By Geoff Gehman ’80
Two dozen spectators in a Kirby Hall lecture room are watching a video of two basketballs passed by a half dozen people. After the video ends they’re asked to count the number of passes. Their answers range wildly, from 11 to 26.
Amy Herman '88 explains how to notice the important details.
Then they’re asked if they noticed the person in the gorilla suit who sauntered into the video, stopping to beat his or her chest before leaving the frame. Only half raise their hands.
Amy Herman ’88 uses this exercise to remind the audience that most viewers overlook the most obvious facts, especially when they’re confronted by conflicting information. Teaching people how to read complex scenes more accurately is a key component of “The Art of Perception,” her program aimed at improving observation and communication for people in positions of high responsibility. For 11 years the trained art historian and “recovering” lawyer has used pictures, particularly of works of art, to help everyone from nurses to law-enforcement officers create a sharper portrait of “the big picture.”
Herman’s 2011 Reunion College lecture is a condensed version of her three-hour seminar. She sets a few ground rules, asking spectators to analyze pictures without saying “clearly” or “obviously.” Then, with the enthusiasm of a motivational speaker, she coaches them as they compare pairs of similar paintings by the same artists. No one, she points out, notices that a woman in an Edward Hopper work has only one glove. No one mentions that just because Paul Cezanne’s men are holding playing cards means they are actually playing cards.
Paying close attention to body language is important to art historians, and critical to criminal investigators. Herman notes that body language led to the arrest of a suspect in the murder of a female graduate student at Yale University. An investigator grew suspicious when the suspect, a male lab technician, kept blocking her view of a box of sanitary wipes stained by blood.
“People speak volumes about themselves without opening their mouths,” says Herman. “Small details make a big difference. Small details solve big problems and crimes.”
Herman launched “The Art of Perception” in 2000 to help medical students treat patients more carefully. Her tools were paintings at the Frick Collection in Manhattan, where she assisted the museum’s director. Prompted by a friend, and prodded by the memory of a scary police patrol run as a law student, she decided to expand her clientele to law-enforcement officers.

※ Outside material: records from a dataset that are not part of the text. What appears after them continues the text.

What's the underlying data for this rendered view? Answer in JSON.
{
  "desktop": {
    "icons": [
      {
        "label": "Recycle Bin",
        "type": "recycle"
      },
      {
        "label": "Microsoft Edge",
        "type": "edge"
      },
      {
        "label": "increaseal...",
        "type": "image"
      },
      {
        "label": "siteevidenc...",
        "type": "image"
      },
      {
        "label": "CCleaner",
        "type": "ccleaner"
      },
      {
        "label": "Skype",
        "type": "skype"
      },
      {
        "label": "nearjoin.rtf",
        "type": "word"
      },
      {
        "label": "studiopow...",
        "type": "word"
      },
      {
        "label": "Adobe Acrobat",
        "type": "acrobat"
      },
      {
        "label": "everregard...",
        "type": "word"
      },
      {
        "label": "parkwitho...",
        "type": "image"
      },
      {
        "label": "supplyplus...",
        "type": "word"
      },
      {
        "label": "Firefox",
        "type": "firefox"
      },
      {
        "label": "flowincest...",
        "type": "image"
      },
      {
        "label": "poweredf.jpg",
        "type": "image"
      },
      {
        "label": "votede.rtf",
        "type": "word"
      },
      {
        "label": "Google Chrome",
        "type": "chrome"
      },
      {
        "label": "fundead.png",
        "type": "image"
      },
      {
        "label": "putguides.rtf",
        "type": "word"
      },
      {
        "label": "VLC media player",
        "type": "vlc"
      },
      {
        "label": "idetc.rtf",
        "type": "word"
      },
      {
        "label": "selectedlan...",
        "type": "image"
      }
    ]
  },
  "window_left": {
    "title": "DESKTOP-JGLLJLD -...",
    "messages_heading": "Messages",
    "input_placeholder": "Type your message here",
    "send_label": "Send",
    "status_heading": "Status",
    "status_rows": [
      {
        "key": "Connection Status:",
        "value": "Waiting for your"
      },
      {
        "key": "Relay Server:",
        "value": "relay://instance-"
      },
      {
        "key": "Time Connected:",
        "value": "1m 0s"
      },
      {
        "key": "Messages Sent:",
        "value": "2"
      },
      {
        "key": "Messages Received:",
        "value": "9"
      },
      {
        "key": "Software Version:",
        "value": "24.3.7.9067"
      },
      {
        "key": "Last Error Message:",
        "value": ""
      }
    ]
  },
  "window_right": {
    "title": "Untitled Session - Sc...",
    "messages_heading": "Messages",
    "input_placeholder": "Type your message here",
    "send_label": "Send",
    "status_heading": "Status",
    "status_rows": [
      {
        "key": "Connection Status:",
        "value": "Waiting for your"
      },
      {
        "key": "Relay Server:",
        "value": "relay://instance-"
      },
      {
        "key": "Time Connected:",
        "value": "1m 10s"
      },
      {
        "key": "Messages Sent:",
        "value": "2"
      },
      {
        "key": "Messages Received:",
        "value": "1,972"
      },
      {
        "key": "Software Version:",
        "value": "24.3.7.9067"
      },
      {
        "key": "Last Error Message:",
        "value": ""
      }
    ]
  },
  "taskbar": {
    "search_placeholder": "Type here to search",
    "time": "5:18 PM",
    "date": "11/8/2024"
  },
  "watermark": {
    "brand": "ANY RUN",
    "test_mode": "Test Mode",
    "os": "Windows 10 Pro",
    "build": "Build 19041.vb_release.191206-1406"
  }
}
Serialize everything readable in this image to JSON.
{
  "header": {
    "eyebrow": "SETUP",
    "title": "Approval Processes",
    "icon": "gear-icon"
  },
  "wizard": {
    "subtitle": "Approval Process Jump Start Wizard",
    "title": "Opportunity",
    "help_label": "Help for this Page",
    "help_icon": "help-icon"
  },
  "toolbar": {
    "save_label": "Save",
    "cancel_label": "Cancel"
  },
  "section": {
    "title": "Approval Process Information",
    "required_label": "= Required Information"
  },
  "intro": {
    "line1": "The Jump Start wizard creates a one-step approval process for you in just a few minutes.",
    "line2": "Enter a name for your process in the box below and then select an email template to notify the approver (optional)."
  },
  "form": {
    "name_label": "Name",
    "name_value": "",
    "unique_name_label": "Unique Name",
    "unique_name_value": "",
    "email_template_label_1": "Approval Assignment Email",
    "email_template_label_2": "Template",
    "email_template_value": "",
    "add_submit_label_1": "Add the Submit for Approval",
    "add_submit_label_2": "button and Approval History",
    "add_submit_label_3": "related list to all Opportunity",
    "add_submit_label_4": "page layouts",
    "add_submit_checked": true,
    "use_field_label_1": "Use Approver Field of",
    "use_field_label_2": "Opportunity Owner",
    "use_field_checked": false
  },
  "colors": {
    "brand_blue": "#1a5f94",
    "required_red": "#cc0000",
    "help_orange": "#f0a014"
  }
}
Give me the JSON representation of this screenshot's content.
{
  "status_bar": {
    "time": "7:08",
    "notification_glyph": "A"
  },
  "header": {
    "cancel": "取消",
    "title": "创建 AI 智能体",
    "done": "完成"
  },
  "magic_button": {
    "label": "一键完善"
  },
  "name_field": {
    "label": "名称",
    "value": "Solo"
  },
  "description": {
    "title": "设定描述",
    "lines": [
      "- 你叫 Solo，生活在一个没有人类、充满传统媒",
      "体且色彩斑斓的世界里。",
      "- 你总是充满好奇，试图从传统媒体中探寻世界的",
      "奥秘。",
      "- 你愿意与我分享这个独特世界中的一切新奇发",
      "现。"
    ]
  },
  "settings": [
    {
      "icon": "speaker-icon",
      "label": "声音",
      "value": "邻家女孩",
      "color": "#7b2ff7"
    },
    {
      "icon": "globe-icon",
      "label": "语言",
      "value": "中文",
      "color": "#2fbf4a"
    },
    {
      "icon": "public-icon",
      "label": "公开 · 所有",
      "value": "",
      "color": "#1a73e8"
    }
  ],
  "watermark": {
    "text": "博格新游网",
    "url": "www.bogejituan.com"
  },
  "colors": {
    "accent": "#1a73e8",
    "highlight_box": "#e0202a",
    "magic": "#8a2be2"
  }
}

Six months after offering her services to the New York City Police Academy, Herman began teaching NYPD captains at the Frick. After the Wall Street Journal ran a 2005 story on her system of aesthetic forensics, she received invitations to work with the Secret Service and the FBI. Since then she has collaborated with the CIA, Department of Homeland Security, and Metropolitan Police of Scotland Yard.
Herman faces plenty of obstacles. Her rivals range from cocky cops skeptical of advice from “any museum lady” to educated professionals who make the most absurd assumptions. Herman recalls an attendee at a government-security exposition who insisted a bearded cellist in a painting was Jewish because, after all, “all musicians are Jewish.”
According to Herman, many mistakes involve race biases. As proof, she screens a photograph of a woman of color holding a Caucasian infant. Many viewers, she says, assume the pair are biologically related “because it’s politically correct.” No one has detected that the boy in the picture is actually Herman’s son, and the woman is his Trinidadian nanny.
Herman left her audience with a list of suggestions. Don’t avoid the ultra-sensitive elements of race and gender. Avoid using the vague term “middle age.” Observe before you infer; gather as many facts as you can before you judge. “As long as you can account for what you say,” she says, “it’s okay to be wrong.”